Because we already have the data in the variable textin. The whole file contents is in textin as a string separated by \n (CRLF for your OS).

Yes, this is a regular expression split on non-word characters. Word characters are \w, non-word characters are \W. This method does not include punctuation in your words so you are only counting letters.

Yes.

No, I just showed you some steps, I will let you do some research to do the rest. If you run the program you will see what it does.

Icantcode · April 30, 2024, 5:14pm

Hi,

I have tried this code:
What I have tried to do is ask the computer to find all words in my text which are greater than three letters, hence my finding=re.findall, then I have attempted to ask the computer to tell me how many of each of these three letter words there are.

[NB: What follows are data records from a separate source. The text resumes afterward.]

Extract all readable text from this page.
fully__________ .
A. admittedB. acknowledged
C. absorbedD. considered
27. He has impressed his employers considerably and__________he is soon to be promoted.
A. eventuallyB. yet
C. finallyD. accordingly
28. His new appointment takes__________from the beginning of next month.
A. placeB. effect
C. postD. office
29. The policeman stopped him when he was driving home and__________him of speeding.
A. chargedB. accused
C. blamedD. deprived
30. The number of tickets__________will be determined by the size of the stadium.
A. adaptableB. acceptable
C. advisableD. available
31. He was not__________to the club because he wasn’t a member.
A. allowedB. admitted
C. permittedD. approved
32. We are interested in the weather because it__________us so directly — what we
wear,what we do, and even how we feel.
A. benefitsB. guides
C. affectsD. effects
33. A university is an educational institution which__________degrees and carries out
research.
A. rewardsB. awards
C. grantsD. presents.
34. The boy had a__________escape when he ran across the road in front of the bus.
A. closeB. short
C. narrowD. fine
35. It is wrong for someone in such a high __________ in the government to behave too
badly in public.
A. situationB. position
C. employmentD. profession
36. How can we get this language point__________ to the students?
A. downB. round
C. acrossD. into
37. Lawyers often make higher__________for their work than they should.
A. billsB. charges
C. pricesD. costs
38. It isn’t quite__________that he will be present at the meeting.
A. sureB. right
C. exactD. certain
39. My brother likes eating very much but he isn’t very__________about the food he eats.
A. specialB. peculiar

file = open('file2.txt','r')
read = file.read()
finding = re.findall(r'\b\w{3,100}\b',read).count
#I do not think there will be any words with more than 100 letters so I 
#put that as my maximum
count = 0
read.split()
for word in finding:
    word.count()
print(word)

however, in this I get the error of TypeError: 'builtin_function_or_method' object is not iterable. So then I tried putting the read.split() above the finding =re.findall(r'\b\w{3,100}\b',read.split()) but I got an error of TypeError: expected string or bytes-like object

Please can someone advise how to tweak this?

c-rob · May 1, 2024, 9:48am

What tutorial did you watch or read to learn about regex?

The re.findall in your program is not the right syntax. Did you read the docs at re — Regular expression operations — Python 3.11.8 documentation? What did you learn?

In the upper left of that page is a hamburger menu (3 horizontal lines) which is the TOC for that page so you can jump to different parts of the documentation.